Los ojos de Cameron lanzaban llamas. House abrió de nuevo el ojo derecho y encontró esa mirada intensa clavada en él. A pesar del dolor, del resentimiento en los músculos del cuello, del ardor del brazo y la pierna, su presencia le causó un estremecimiento involuntario en el centro de su ser.

- No e quielo quedal … – La voz de House era pastosa, amortiguada.

Maldita lengua!

Sin previo aviso, Cameron tomó la linterna del bolsillo de la bata blanca de Chase y se lanzó sobre House, quién extrañado giró la cabeza para un lado. Ella le abrió con los dedos el párpado derecho

- Mira la luz. – Ordenó, a la vez que movía la linterna alternadamente de derecha a izquierda. Chase se acercó a observar también. House estaba viendo doble otra vez, así que trató de alejar la cara de la luz, pero la mano de Cameron se lo impidió inicialmente, luego apagó la linterna y lo soltó.

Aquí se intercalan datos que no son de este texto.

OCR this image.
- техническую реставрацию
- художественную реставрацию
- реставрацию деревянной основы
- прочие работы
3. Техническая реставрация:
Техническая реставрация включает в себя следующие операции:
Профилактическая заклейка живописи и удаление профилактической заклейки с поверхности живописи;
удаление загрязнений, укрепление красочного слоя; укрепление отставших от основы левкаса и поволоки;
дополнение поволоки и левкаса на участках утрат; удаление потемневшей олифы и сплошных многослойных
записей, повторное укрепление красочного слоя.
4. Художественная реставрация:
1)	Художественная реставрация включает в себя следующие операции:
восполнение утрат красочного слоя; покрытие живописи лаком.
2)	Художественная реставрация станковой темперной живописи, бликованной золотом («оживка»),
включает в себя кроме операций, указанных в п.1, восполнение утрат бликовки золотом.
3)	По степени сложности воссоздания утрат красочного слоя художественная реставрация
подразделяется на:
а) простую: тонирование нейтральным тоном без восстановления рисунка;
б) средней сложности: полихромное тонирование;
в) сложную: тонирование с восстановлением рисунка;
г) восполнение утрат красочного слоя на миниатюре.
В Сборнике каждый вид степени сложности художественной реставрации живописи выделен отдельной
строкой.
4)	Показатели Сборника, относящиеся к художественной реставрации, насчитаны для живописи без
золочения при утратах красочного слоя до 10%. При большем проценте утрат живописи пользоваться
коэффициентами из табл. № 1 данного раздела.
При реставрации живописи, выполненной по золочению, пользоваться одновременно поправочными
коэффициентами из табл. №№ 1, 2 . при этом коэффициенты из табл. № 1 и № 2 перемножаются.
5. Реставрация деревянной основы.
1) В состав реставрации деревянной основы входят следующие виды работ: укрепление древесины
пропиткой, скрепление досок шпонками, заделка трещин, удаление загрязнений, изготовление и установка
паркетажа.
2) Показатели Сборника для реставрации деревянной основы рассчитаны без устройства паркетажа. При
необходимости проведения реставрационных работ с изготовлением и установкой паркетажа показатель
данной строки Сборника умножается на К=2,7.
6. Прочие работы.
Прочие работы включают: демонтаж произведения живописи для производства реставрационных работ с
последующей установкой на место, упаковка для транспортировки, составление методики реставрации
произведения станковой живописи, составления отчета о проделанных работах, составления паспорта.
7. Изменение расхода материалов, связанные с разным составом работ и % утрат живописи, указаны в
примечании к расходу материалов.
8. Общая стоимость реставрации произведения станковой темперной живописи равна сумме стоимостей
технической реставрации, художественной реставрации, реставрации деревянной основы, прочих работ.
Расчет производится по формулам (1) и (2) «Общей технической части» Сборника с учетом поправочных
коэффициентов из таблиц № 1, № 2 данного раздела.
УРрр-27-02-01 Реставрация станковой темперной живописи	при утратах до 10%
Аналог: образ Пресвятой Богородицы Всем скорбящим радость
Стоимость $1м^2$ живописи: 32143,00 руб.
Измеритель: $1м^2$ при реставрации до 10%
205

Con el ojo izquierdo abierto House pudo ver como la expresión en la cara de ella se oscurecía. Se incorporó en la camilla trabajosamente y notó como era observado en cada uno de sus movimientos.

- Te quedas House…tienes paralizado tu ojo izquierdo, por completo. – El tono de Cameron fue definitivo.

Lo que me faltaba…

El agudo cerebro de Gregory House empezó a trabajar. Agachó la cabeza por un momento mientras hacía memoria de los hechos de las últimas horas.

Miró a su alrededor y se asió del atril donde colgaba la bolsa de líquidos intravenosos, y lo utilizó como apoyo para bajarse de la camilla.

- Qué haces? – Chase se abalanzó a detenerlo, pero Cameron lo detuvo con una mano. Ella sabía por experiencia propia que a House era, en veces, imposible detenerlo. La imagen ante ella le causó una punzada de dolor. Lo vió descalzo, cojeando, vestido tan solo con la casi impúdica bata de paciente, ir caminando apoyado en el atril, hacia el mostrador de enfermería en el centro de la sala de observación. Lo siguieron de cerca, como esperando el momento en que fuese a caer. Sin embargo, y aunque vacilante, House logró llegar hasta el tablero acrílico donde estaban escritos los nombres de los pacientes hospitalizados, tomó el borrador y lo dejó en blanco. La enfermera que se encontraba llenando datos en el computador más cercano lo miró atónita. Luego, haciendo uso del marcador, empezó a escribir, casi garabatear.

"Síntomas"

Chase y Cameron se miraron entre sí. Conocían demasiado bien esa palabra.